In the late 1960s, General Motors Company directed its GM R&D and Pontiac divisions to develop concept mini-cars for urban drivers. GM developed the XP-883 an experimental plug-in hybrid car demonstrated by General Motors in 1969. Primarily intended as a commuter vehicle, the very small car had a fiberglass body with a design resembling the future Chevrolet Chevette. The two-door hatchback had seating for two adults and two children, though the children sat in rear-facing seats and would enter and exit through the tailgate. It was powered by the combination of a two-cylinder engine and a DC electric motor plus batteries. Electricity was stored in six 12-volt batteries placed between the rear wheels. The related Pontiac concept was the Pontiac X-4 with a radical two stroke aircraft type radial engine.

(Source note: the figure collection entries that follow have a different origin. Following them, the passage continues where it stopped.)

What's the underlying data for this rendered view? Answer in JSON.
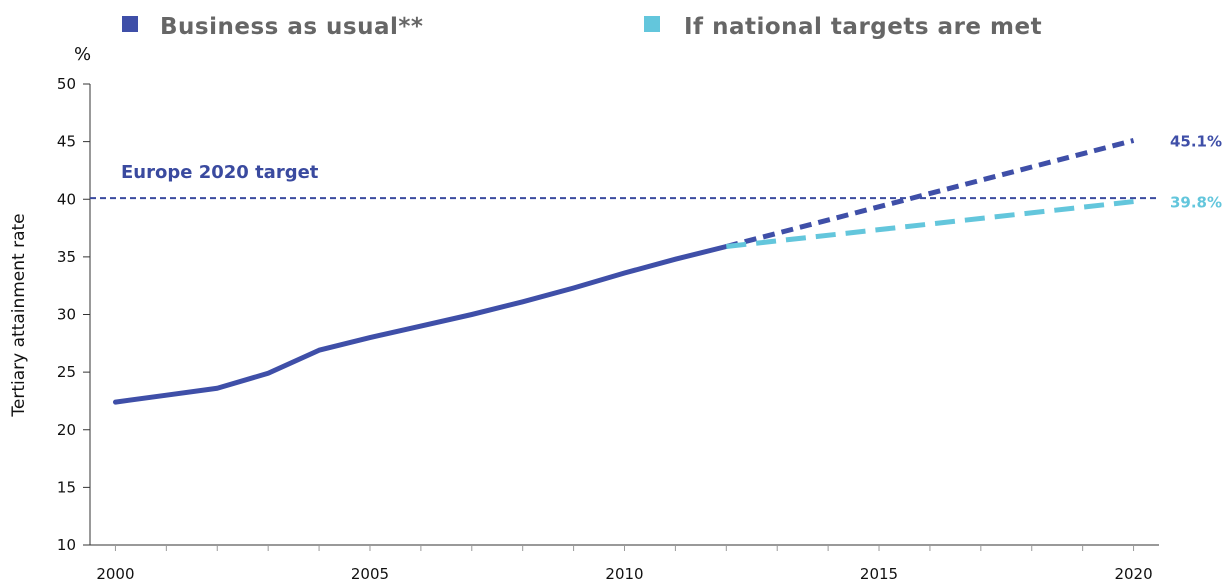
{
  "colors": {
    "bau": "#3f4fa8",
    "national": "#63c6dc",
    "target": "#3a4a9f",
    "axis": "#333333",
    "grid": "#999999"
  },
  "legend": {
    "bau_label": "Business as usual**",
    "national_label": "If national targets are met"
  },
  "chart_data": {
    "type": "line",
    "title": "",
    "ylabel": "Tertiary attainment rate",
    "yunit": "%",
    "xlabel": "",
    "xlim": [
      1999.5,
      2020.5
    ],
    "ylim": [
      10,
      50
    ],
    "yticks": [
      10,
      15,
      20,
      25,
      30,
      35,
      40,
      45,
      50
    ],
    "xticks": [
      2000,
      2005,
      2010,
      2015,
      2020
    ],
    "grid": false,
    "legend_position": "top",
    "series": [
      {
        "name": "Business as usual**",
        "style": "solid",
        "x": [
          2000,
          2001,
          2002,
          2003,
          2004,
          2005,
          2006,
          2007,
          2008,
          2009,
          2010,
          2011,
          2012
        ],
        "y": [
          22.4,
          23.0,
          23.6,
          24.9,
          26.9,
          28.0,
          29.0,
          30.0,
          31.1,
          32.3,
          33.6,
          34.8,
          35.9
        ]
      },
      {
        "name": "Business as usual**",
        "style": "dashed",
        "x": [
          2012,
          2020
        ],
        "y": [
          35.9,
          45.1
        ]
      },
      {
        "name": "If national targets are met",
        "style": "dashed",
        "x": [
          2012,
          2020
        ],
        "y": [
          35.9,
          39.8
        ]
      }
    ],
    "reference_line": {
      "value": 40.1,
      "label": "Europe 2020 target"
    },
    "end_labels": [
      {
        "series": "Business as usual**",
        "value": 45.1,
        "text": "45.1%"
      },
      {
        "series": "If national targets are met",
        "value": 39.8,
        "text": "39.8%"
      }
    ]
  }
}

At 35 cuin, the engine was small enough to bypass laws of the day mandating emissions control devices. The batteries could be charged using a standard 115-volt wall outlet and could power the vehicle in all-electric mode during city driving. In hybrid mode, it had a maximum speed of 60 mph, which could be reached in 28 seconds. A speed of 40 mph could be attained in twelve seconds. The electric motor powered the car until it reached 10 mph, at which point the gasoline engine would kick in when running in hybrid mode. At cruising speeds, the gasoline engine would normally provide all of the power.

While the XP-883 was built using off-the-shelf technology, General Motors did not provide an electric car to consumers until about 25 years later, when the GM EV1 was made available for lease (at the same time the factory Chevrolet S-10 EV was manufactured for sale as opposed to strictly for lease). GM's full hybrid system appeared first in their city buses and their first "mild" hybrid light vehicles, called BAS Hybrid, appeared in 2006 as a MY2007 Saturn Vue Green Line. A non-bus light vehicle version of GM's "Two-Mode" full hybrid system entered the market in 2008 in various MY2009 vehicles, for details see Global Hybrid Cooperation. In late 2010, GM introduced the original generation of the Chevrolet Volt, calling such a vehicle technology related to the pioneer XP-883 an EREV (Extended Range Electric Vehicle).